The weekend was uneventful ... we didn't really do much, which was nice in it's own way, but I feel like I needed to be out more. With the living! I'm still not myself, but I'm getting there ... I've had my moments.

Last evening wasn't easy ... I was extremely anxious, but hide it. I'm so good at that! And today hasn't been any easier ... worse if anything. Probably why I slept all day .... keeps me from dealing with life.

I'm going back to work tomorrow ... this week I work Monday and Wed ... both my usual 12 hour night shift.

We went to Borders yesterday ... I bought "I Love You Like Crazy Cakes". Such a cute children's book! It's about a baby in China in an orphanage and a mommy in the US without a baby. It talks about how they got together, etc. Very good book.

I'm in the process of stenciling above my bay window. It's a pain because each letter has to dry so long! Me being the impatient person tried to move ahead, and smeared it ... so I guess I will be patient. I stamped on the walls around the bay window ... dandilions and the seeds. Then above it will say Scatter seeds of kindness. It looks okay ... I don't know, I just don't feel creative anymore. I don't feel as if any of my work is worthy of anyone looking at. I feel like I've lost a part of myself with this episode of my lovely anxiety. Hopefully when I'm back to "normal" that part of me will come back!! My creativity is a big part of myself .... an outlet, I need it!

I turn 30 in six days .... I work on my birthday! I don't work on Valentine's Day ... I'm not sure which I'd rather work. Oh well .... life sucks as usual!

Wednesday, February 02, 2005

My life sucks

Here I sit ... in a daze almost! It's like I'm outside of my body, I don't like it ... I hate being medicated!!!!! I'm SO sore from my fall down the stairs (not the first fall, the second one) .... I think I bruised my ribs!!!!! Why is it that I must have this stupid disease???? Last night we went to bed at 1030 ... early for us. I hurt, had a thumping headache and just wanted to sleep. But does that happen? I lay there crying, complaining about my meds, about anxiety, about everything! Bart wanted me to take my extra medication that I was given to use as needed and I admit I needed it. But when I take it I'm drugged up for the next day (hence the stair insident number two last night) and I was to work tonight. I can't take something where I can't function when I work in a hospital!!!!! Yet I need to work because we need the money for the adoption ... I HAVE to get better! All along I've told myself (and everyone) that I WOULD be at work tonight ... come hell or high water I'd be there. So where am I .... at home! I've let down and disapointed everyone! My life sucks!!!!!!

Today I've done nothing but sleep and lay around .... makes me feel so worthless. Bart's going to come home dead tired because he didn't get much sleep last night because he was up with me until 3 when I gave in and took the stupid pill! I tried SO hard, and gave in ... I'm such a weak person!!!!!

Tuesday, February 01, 2005

Explain this to me

How can one get lost going someplace that's maybe a 5 minute drive from there house???? Not only that but it's someplace they go often!!!!!!! Yup, that someone is me! I was driving aimlessly forever until I pulled over to call Bart to find out how to get where I was going.
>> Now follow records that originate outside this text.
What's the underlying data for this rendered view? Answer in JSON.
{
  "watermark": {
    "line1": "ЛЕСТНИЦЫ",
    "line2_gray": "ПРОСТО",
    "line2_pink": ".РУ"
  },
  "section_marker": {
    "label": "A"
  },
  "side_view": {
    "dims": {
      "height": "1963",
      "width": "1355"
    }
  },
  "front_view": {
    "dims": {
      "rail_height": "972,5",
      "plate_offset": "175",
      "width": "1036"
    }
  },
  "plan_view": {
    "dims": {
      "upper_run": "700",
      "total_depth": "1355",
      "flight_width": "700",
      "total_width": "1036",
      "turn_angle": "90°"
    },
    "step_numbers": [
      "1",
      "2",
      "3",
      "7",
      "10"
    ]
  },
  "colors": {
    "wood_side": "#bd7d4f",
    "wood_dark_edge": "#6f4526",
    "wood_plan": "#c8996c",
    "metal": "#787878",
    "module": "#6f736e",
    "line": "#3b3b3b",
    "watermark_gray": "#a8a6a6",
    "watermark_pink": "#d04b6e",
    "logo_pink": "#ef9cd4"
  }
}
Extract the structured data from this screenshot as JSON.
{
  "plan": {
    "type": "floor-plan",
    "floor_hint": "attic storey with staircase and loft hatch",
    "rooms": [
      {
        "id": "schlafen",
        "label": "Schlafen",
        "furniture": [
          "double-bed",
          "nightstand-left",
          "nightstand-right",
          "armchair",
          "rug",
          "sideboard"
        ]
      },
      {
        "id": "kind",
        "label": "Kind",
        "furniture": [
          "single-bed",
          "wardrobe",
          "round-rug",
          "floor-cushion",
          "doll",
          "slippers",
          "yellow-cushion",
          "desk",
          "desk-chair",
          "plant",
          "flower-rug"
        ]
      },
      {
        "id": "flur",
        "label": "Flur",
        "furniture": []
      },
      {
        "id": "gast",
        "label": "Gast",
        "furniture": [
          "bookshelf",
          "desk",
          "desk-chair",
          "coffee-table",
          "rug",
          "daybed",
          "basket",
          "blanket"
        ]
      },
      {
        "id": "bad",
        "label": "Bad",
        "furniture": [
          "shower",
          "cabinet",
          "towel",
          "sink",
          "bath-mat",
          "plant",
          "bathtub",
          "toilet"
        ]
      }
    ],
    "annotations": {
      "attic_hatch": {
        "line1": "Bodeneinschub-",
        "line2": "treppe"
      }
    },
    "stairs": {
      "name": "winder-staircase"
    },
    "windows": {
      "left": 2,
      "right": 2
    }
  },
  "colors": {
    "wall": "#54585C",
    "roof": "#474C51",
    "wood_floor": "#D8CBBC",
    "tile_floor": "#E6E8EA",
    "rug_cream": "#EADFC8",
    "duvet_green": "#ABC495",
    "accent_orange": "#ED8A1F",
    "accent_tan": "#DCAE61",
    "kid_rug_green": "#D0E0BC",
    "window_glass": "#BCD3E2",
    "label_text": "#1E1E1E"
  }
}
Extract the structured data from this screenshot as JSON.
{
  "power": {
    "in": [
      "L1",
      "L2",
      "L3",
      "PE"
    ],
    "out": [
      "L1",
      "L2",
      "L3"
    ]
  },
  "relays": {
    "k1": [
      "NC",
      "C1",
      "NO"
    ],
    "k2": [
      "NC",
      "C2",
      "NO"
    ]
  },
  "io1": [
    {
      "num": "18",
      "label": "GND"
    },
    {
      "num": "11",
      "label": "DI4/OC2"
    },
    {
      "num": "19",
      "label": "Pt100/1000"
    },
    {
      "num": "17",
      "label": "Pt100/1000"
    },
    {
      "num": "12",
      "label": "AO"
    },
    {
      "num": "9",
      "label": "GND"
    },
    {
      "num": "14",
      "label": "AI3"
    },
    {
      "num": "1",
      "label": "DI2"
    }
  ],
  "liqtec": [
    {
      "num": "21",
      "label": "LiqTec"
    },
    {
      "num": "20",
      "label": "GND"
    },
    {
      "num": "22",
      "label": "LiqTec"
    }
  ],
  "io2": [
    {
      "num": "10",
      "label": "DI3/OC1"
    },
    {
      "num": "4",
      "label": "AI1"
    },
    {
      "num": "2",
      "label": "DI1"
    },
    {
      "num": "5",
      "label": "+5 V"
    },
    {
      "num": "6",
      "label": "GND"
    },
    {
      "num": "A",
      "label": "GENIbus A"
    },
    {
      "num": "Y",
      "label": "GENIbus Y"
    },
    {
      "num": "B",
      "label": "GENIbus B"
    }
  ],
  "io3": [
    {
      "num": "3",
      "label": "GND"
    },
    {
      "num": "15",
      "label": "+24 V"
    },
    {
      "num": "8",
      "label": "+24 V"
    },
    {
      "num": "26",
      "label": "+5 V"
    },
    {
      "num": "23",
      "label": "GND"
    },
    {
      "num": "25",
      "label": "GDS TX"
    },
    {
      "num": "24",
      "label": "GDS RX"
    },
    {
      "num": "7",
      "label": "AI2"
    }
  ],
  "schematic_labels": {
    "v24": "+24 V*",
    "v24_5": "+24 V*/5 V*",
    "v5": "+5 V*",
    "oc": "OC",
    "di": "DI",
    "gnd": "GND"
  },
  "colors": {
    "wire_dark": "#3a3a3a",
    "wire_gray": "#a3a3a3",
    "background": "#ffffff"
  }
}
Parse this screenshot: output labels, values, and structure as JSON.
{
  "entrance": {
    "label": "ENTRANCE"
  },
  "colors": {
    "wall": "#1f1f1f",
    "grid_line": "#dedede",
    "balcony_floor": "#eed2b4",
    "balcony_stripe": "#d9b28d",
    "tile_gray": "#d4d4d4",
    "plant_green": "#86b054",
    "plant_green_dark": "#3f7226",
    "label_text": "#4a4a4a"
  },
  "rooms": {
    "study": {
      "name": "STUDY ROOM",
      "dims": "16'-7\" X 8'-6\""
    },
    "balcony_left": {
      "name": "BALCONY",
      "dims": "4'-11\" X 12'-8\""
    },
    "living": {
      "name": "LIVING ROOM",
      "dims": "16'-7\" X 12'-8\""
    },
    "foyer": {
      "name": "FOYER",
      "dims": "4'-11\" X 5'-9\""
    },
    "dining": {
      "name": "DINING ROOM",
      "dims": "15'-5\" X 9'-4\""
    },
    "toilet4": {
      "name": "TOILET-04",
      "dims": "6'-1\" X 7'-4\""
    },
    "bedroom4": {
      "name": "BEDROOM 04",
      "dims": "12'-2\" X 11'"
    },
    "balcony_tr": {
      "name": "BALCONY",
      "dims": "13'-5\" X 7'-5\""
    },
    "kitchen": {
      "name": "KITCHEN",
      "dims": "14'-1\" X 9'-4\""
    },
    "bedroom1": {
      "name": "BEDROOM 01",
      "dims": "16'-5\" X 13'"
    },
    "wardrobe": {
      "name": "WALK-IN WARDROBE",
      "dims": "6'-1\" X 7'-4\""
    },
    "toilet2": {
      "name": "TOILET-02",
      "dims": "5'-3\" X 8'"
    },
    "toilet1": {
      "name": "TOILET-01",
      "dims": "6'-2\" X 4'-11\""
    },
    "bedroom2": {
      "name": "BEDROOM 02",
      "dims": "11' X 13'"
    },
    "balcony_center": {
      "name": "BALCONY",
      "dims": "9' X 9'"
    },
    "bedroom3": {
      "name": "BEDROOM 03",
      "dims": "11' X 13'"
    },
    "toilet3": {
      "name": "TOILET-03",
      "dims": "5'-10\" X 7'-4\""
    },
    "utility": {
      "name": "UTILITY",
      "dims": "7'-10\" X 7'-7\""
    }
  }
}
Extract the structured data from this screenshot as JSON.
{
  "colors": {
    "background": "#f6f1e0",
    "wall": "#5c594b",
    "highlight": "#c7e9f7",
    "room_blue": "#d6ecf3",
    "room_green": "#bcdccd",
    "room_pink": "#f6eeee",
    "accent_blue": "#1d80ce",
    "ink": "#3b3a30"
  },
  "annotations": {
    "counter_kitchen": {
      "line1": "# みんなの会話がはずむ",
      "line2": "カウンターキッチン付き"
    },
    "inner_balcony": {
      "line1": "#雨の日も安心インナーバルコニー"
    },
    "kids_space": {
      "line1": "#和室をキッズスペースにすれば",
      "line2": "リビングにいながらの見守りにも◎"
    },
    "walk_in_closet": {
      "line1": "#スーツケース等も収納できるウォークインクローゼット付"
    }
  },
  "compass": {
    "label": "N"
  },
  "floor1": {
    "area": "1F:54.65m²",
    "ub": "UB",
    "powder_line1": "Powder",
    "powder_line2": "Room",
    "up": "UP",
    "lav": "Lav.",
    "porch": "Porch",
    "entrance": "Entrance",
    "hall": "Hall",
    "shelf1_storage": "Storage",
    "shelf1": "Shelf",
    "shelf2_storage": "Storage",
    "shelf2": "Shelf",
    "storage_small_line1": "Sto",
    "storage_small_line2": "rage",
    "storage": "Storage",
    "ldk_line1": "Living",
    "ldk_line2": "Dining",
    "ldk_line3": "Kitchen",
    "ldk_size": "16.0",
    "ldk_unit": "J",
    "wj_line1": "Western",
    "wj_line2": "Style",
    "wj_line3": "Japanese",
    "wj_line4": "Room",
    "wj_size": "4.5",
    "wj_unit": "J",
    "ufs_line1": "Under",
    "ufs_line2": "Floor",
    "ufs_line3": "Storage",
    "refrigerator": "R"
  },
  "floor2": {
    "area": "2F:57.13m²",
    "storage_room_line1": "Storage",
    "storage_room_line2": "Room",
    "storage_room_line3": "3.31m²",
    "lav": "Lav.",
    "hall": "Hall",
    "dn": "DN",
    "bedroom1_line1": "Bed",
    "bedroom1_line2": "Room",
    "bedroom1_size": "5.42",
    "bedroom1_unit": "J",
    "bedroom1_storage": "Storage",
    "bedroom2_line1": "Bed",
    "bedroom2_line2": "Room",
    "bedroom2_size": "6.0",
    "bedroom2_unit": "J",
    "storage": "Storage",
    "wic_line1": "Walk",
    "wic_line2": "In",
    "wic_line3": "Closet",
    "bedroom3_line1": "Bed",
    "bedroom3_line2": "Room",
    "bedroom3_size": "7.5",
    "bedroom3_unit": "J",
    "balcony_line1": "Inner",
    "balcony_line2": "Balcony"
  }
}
Okay .... you think that's bad. I get to where I was going, pick up the letter .... it's not even the right letter!!!! So I was made, so what else to do but to go shopping! Off to the scrapbook store I go ..... I get there fine, but getting home was another story!!!!! I get off on the wrong exit, then I kept driving in circles and I have no idea how I got where I ended up!!!! FINALLY I get home ... but geez!!!!!